6.10.2010

The illegalization of Portuguese Freemasonry: 65 years ago


In the political climate lived in Portugal after the installation of Estado Novo, the M.P. Jose Cabral, then director-general of the prisoner service, monarchist and former national-syndicalist presented in January 19, 1935, in the National Assembly (the rubber-stamp parliament) the draft law no. 2, seeking the dissolution of secret associations. The project adopted a definition of “secret association” that sought to include Freemasonry and Carbonaria; the latter probably would not exist in that time.

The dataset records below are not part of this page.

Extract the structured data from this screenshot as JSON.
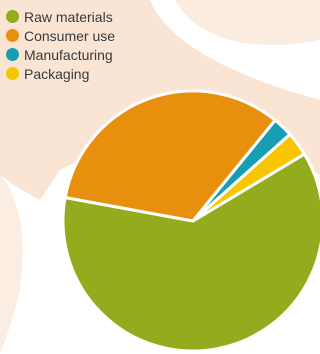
{
  "colors": {
    "raw_materials": "#93ab1c",
    "consumer_use": "#e8900e",
    "manufacturing": "#169fb3",
    "packaging": "#f7c600",
    "background_blob": "#f8dcc6"
  },
  "chart_data": {
    "type": "pie",
    "title": "",
    "categories": [
      "Raw materials",
      "Consumer use",
      "Manufacturing",
      "Packaging"
    ],
    "values": [
      61.5,
      33.0,
      2.5,
      3.0
    ],
    "unit": "%",
    "legend_position": "top-left",
    "legend": [
      {
        "label": "Raw materials",
        "color": "#93ab1c"
      },
      {
        "label": "Consumer use",
        "color": "#e8900e"
      },
      {
        "label": "Manufacturing",
        "color": "#169fb3"
      },
      {
        "label": "Packaging",
        "color": "#f7c600"
      }
    ]
  }
}
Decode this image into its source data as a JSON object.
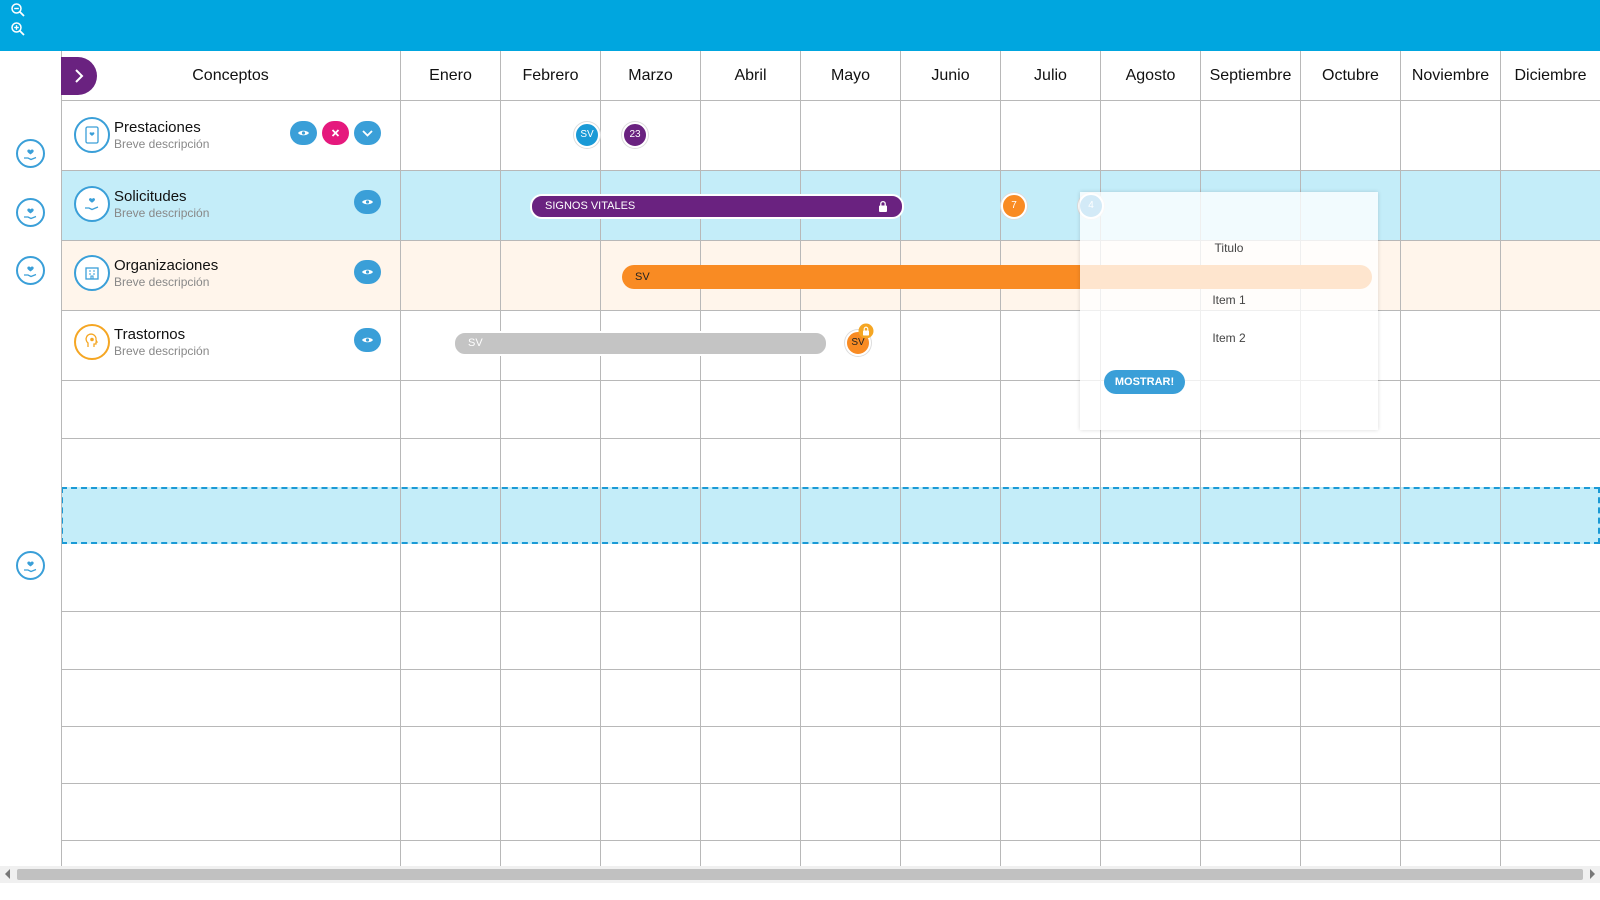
{
  "toolbar": {
    "zoom_out_icon": "zoom-out-icon",
    "zoom_in_icon": "zoom-in-icon"
  },
  "header": {
    "concepts_label": "Conceptos",
    "months": [
      "Enero",
      "Febrero",
      "Marzo",
      "Abril",
      "Mayo",
      "Junio",
      "Julio",
      "Agosto",
      "Septiembre",
      "Octubre",
      "Noviembre",
      "Diciembre"
    ]
  },
  "concepts": [
    {
      "name": "Prestaciones",
      "description": "Breve descripción",
      "icon": "document-heart-icon",
      "icon_color": "#3a9fd8"
    },
    {
      "name": "Solicitudes",
      "description": "Breve descripción",
      "icon": "hand-heart-icon",
      "icon_color": "#3a9fd8"
    },
    {
      "name": "Organizaciones",
      "description": "Breve descripción",
      "icon": "building-icon",
      "icon_color": "#3a9fd8"
    },
    {
      "name": "Trastornos",
      "description": "Breve descripción",
      "icon": "head-icon",
      "icon_color": "#f5a623"
    }
  ],
  "events": {
    "prestaciones_dot1": "SV",
    "prestaciones_dot2": "23",
    "solicitudes_bar": "SIGNOS VITALES",
    "solicitudes_dot": "7",
    "solicitudes_dot2": "4",
    "organizaciones_bar": "SV",
    "trastornos_bar": "SV",
    "trastornos_dot": "SV"
  },
  "popup": {
    "title": "Titulo",
    "item1": "Item 1",
    "item2": "Item 2",
    "button": "MOSTRAR!"
  },
  "colors": {
    "topbar": "#00a6df",
    "accent_blue": "#3a9fd8",
    "purple": "#6a2280",
    "pink": "#e5197d",
    "orange": "#f98b23",
    "gray_bar": "#c4c4c4",
    "row_highlight": "#c4edf9",
    "row_peach": "#fff5eb"
  }
}
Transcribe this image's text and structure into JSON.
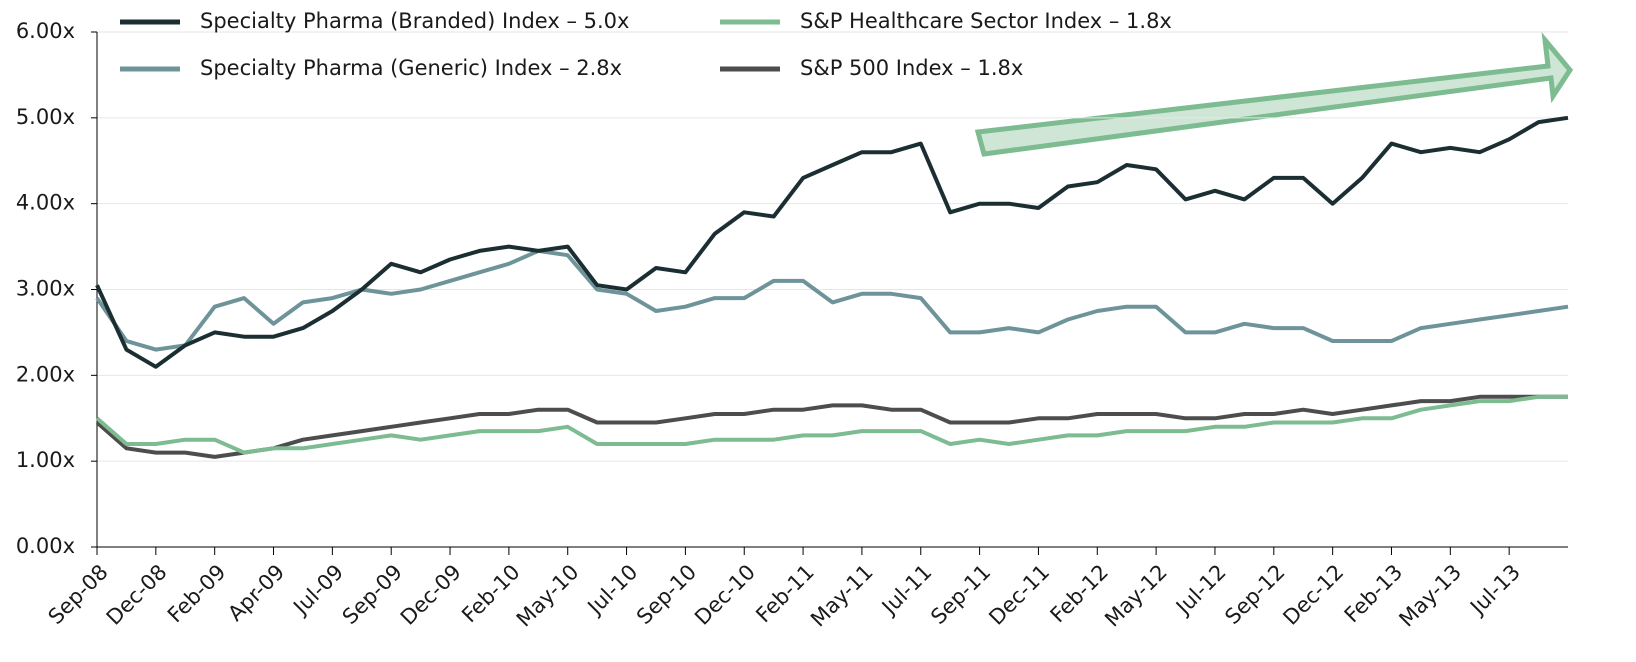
{
  "chart_data": {
    "type": "line",
    "categories": [
      "Sep-08",
      null,
      "Dec-08",
      null,
      "Feb-09",
      null,
      "Apr-09",
      null,
      "Jul-09",
      null,
      "Sep-09",
      null,
      "Dec-09",
      null,
      "Feb-10",
      null,
      "May-10",
      null,
      "Jul-10",
      null,
      "Sep-10",
      null,
      "Dec-10",
      null,
      "Feb-11",
      null,
      "May-11",
      null,
      "Jul-11",
      null,
      "Sep-11",
      null,
      "Dec-11",
      null,
      "Feb-12",
      null,
      "May-12",
      null,
      "Jul-12",
      null,
      "Sep-12",
      null,
      "Dec-12",
      null,
      "Feb-13",
      null,
      "May-13",
      null,
      "Jul-13",
      null,
      null
    ],
    "series": [
      {
        "name": "Specialty Pharma (Branded) Index – 5.0x",
        "color": "#1b2f33",
        "values": [
          3.05,
          2.3,
          2.1,
          2.35,
          2.5,
          2.45,
          2.45,
          2.55,
          2.75,
          3.0,
          3.3,
          3.2,
          3.35,
          3.45,
          3.5,
          3.45,
          3.5,
          3.05,
          3.0,
          3.25,
          3.2,
          3.65,
          3.9,
          3.85,
          4.3,
          4.45,
          4.6,
          4.6,
          4.7,
          3.9,
          4.0,
          4.0,
          3.95,
          4.2,
          4.25,
          4.45,
          4.4,
          4.05,
          4.15,
          4.05,
          4.3,
          4.3,
          4.0,
          4.3,
          4.7,
          4.6,
          4.65,
          4.6,
          4.75,
          4.95,
          5.0
        ]
      },
      {
        "name": "Specialty Pharma (Generic) Index – 2.8x",
        "color": "#6e949a",
        "values": [
          2.9,
          2.4,
          2.3,
          2.35,
          2.8,
          2.9,
          2.6,
          2.85,
          2.9,
          3.0,
          2.95,
          3.0,
          3.1,
          3.2,
          3.3,
          3.45,
          3.4,
          3.0,
          2.95,
          2.75,
          2.8,
          2.9,
          2.9,
          3.1,
          3.1,
          2.85,
          2.95,
          2.95,
          2.9,
          2.5,
          2.5,
          2.55,
          2.5,
          2.65,
          2.75,
          2.8,
          2.8,
          2.5,
          2.5,
          2.6,
          2.55,
          2.55,
          2.4,
          2.4,
          2.4,
          2.55,
          2.6,
          2.65,
          2.7,
          2.75,
          2.8
        ]
      },
      {
        "name": "S&P Healthcare Sector Index – 1.8x",
        "color": "#7dbb91",
        "values": [
          1.5,
          1.2,
          1.2,
          1.25,
          1.25,
          1.1,
          1.15,
          1.15,
          1.2,
          1.25,
          1.3,
          1.25,
          1.3,
          1.35,
          1.35,
          1.35,
          1.4,
          1.2,
          1.2,
          1.2,
          1.2,
          1.25,
          1.25,
          1.25,
          1.3,
          1.3,
          1.35,
          1.35,
          1.35,
          1.2,
          1.25,
          1.2,
          1.25,
          1.3,
          1.3,
          1.35,
          1.35,
          1.35,
          1.4,
          1.4,
          1.45,
          1.45,
          1.45,
          1.5,
          1.5,
          1.6,
          1.65,
          1.7,
          1.7,
          1.75,
          1.75
        ]
      },
      {
        "name": "S&P 500 Index – 1.8x",
        "color": "#4d4d4d",
        "values": [
          1.45,
          1.15,
          1.1,
          1.1,
          1.05,
          1.1,
          1.15,
          1.25,
          1.3,
          1.35,
          1.4,
          1.45,
          1.5,
          1.55,
          1.55,
          1.6,
          1.6,
          1.45,
          1.45,
          1.45,
          1.5,
          1.55,
          1.55,
          1.6,
          1.6,
          1.65,
          1.65,
          1.6,
          1.6,
          1.45,
          1.45,
          1.45,
          1.5,
          1.5,
          1.55,
          1.55,
          1.55,
          1.5,
          1.5,
          1.55,
          1.55,
          1.6,
          1.55,
          1.6,
          1.65,
          1.7,
          1.7,
          1.75,
          1.75,
          1.75,
          1.75
        ]
      }
    ],
    "ylim": [
      0,
      6
    ],
    "yticks": [
      {
        "value": 0,
        "label": "0.00x"
      },
      {
        "value": 1,
        "label": "1.00x"
      },
      {
        "value": 2,
        "label": "2.00x"
      },
      {
        "value": 3,
        "label": "3.00x"
      },
      {
        "value": 4,
        "label": "4.00x"
      },
      {
        "value": 5,
        "label": "5.00x"
      },
      {
        "value": 6,
        "label": "6.00x"
      }
    ],
    "grid": true
  }
}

The draft law on secret associations also enforced sanctions to those who belonged to any sort of "secret association" regardless of the purposes of the organization. In his speech at the National Assembly on April 5, 1935, arguing in favor of outlawing Freemasonry, José Cabral said in a given step: I know of States that do not tolerate it. States similar to ours: strong States, authoritarian, guided only by the firm grasp of the common good and thus I know that Freemasonry was exterminated by the fascist State that declared it incompatible with their own existence. We have a doctrine and we are a force, said Salazar, and the same boundaries, with the doctrine and force of Freemasonry ".
The reactions were swift. On January 31 that year Norton de Matos, then Grand Master of the Grand Orient Lusitano wrote an open letter to José Alberto dos Reis, then president of the National Assembly and a former Mason, protesting against the project of bill presented by José Cabral.
On April 4 next, Norton de Matos presented its resignation of Grand Master and renew through an work of architecture the order of triangulation of all Lodges. Mauricio Costa succeeded him as Grand Master ad interim, until May 19, 1937, when he died.
On March 27, 1935, the Câmara Corporativa, the council body of the dictatorship, gave its agreement to the approval of the bill, in an extensive commentary signed by Domingos Fezas Vital, Afonso de Melo, Gustavo Cordeiro Ramos, José Pinto Coelho and Gabriel Abel Andrade, its rapporteur. It is considered that part of the evidence carried to the legal text was given by António Vicente Ferreira, a supporter of Salazar, a Freemason since 1911 and four times, Minister during the First Republic.
On April 6, 1935, the National Assembly approved unanimously the bill, which is to be published in January in the 1st Series of the Government Gazette at May 21, 1935 as Law No. 1901. The four legislators who missed the session in the following sessions of the National Assembly vote on statements that explicitly stated that if present they would vote in favor of the law.
In the outcome of the repression, the Masonic Palace was closed, the archives confiscated and the officials of the Order put under surveillance. Portuguese freemasonry followed a path common to other European Crafts under fascism, Nazism and communism: vanished or get clandestine.
The Portuguese craft lay down columns for thirty-nine years and was restated in all its privileges, premises and goods on April 1974, following the success of the Carnation Revolution.